In sections 2 and 3, we used a bare-bones model where people derive direct utility only from their own consumption, and from their children’s quality, to demonstrate that, under certain conditions, the descendants of ancient plough users have an interest in marrying among themselves, and practicing the gendered division of labour, even if they move to a modern industrial economy where wage rates reflect education rather than gender. We demonstrated this without assuming that parents prefer sons to daughters, or that men somehow turned their initial comparative advantage into a permanent bargaining advantage. We did not make either of those assumptions not because they are false, but because they are neither necessary nor sufficient for our purposes. These predictions are consistent with the evidence reported in Alesina et al. (2013), that European and US residents descending from populations who used the plough in their countries of origin display, still today, less equal gender attitudes than the descendants of populations who did not have that experience (and that a similar difference emerges from a comparison of those who descend from ancient plough users on both the father and the mother’s side, with those who do so only on one parent’s side).

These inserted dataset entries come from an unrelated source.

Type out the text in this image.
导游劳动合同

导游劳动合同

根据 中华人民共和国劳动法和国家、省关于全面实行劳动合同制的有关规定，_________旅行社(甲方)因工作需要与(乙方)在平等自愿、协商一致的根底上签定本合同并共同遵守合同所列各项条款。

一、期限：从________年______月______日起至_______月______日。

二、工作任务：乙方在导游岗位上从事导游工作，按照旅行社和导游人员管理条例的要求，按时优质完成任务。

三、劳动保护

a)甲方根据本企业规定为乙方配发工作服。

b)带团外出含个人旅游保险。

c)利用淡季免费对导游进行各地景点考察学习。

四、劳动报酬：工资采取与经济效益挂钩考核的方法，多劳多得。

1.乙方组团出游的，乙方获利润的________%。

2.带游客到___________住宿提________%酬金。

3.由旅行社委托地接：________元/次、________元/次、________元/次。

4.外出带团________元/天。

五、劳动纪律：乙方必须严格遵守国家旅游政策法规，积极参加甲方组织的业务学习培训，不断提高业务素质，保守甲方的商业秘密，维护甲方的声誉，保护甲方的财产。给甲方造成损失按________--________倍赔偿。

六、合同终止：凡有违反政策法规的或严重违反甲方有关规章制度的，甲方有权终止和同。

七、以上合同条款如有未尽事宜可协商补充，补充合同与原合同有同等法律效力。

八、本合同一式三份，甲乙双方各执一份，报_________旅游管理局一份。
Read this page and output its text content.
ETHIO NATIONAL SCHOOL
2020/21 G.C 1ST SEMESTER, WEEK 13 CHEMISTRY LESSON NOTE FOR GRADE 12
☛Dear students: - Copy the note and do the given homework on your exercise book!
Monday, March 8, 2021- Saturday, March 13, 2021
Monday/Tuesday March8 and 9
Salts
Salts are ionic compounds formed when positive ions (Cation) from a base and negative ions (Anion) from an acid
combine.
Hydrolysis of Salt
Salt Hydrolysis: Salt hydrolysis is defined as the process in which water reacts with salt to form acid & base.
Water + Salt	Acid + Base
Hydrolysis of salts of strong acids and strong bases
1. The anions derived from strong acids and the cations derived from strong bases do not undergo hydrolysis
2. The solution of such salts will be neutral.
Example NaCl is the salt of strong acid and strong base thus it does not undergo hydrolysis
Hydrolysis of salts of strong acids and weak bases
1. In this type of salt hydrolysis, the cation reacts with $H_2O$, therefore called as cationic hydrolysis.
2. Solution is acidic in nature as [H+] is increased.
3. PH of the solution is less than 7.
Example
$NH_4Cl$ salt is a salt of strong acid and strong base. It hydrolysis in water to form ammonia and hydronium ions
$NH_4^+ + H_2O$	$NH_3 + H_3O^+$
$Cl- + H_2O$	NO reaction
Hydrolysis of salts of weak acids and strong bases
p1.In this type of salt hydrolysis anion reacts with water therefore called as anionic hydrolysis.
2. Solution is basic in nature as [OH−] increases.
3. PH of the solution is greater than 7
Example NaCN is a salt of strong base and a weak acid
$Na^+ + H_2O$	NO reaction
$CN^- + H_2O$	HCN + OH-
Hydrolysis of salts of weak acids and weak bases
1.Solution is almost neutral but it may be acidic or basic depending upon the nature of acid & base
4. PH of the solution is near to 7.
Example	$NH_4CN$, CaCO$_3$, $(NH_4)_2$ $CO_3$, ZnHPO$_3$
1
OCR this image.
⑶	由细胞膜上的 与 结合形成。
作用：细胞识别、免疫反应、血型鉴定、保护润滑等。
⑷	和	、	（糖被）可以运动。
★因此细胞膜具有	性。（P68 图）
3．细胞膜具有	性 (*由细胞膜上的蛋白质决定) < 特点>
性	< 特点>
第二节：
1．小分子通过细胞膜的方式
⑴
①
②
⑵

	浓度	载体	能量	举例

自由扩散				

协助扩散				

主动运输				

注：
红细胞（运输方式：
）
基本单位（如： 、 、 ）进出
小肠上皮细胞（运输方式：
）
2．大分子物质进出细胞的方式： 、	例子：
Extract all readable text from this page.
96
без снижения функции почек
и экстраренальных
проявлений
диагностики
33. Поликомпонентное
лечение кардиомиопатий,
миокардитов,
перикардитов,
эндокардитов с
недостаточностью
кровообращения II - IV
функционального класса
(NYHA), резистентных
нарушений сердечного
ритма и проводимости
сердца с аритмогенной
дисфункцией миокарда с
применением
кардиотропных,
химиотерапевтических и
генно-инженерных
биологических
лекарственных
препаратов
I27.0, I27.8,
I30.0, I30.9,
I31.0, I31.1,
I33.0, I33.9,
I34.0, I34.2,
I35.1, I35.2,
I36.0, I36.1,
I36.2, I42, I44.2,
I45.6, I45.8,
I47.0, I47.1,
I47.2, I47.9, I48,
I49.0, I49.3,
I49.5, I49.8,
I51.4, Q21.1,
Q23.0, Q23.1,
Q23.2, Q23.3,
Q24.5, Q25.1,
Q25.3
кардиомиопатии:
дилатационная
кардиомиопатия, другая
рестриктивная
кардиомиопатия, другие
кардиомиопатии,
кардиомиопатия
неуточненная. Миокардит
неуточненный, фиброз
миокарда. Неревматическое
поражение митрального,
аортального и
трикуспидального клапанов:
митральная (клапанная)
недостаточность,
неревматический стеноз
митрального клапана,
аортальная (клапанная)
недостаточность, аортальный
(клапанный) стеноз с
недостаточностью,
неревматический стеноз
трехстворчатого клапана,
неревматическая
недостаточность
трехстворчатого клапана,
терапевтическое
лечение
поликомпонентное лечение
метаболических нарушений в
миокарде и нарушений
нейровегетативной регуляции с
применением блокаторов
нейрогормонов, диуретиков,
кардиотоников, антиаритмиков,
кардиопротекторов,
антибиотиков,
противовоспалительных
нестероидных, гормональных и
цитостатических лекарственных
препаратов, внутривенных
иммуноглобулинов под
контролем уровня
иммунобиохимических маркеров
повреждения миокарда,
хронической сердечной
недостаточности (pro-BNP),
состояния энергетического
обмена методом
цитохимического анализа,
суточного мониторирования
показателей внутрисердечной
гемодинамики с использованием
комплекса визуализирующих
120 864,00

We then examined the possibility that education yields directly utility or enhances the productivity of the time parents spend with their children. As an alternative, we also considered the possibility that spending time with one’s children gives direct utility. The first two extensions make no difference of substance to our results. They only allow for the possibility that girls will receive some education even if they are destined to specialize in domestic activities. The third extension, by contrast, makes an important difference. Assuming that time with children is a luxury good, the model does in fact predict that complete specialization may not be efficient. As more and more people rise above poverty as a result of economic progress, a larger and larger share of the descendants of ancient plough users may then be expected to lose interest in marrying among themselves, and specializing along gender lines. The evidence reported by Alesina et al. (2013) suggests, however, that there is still some way to go before the ancestral contract loses its purpose.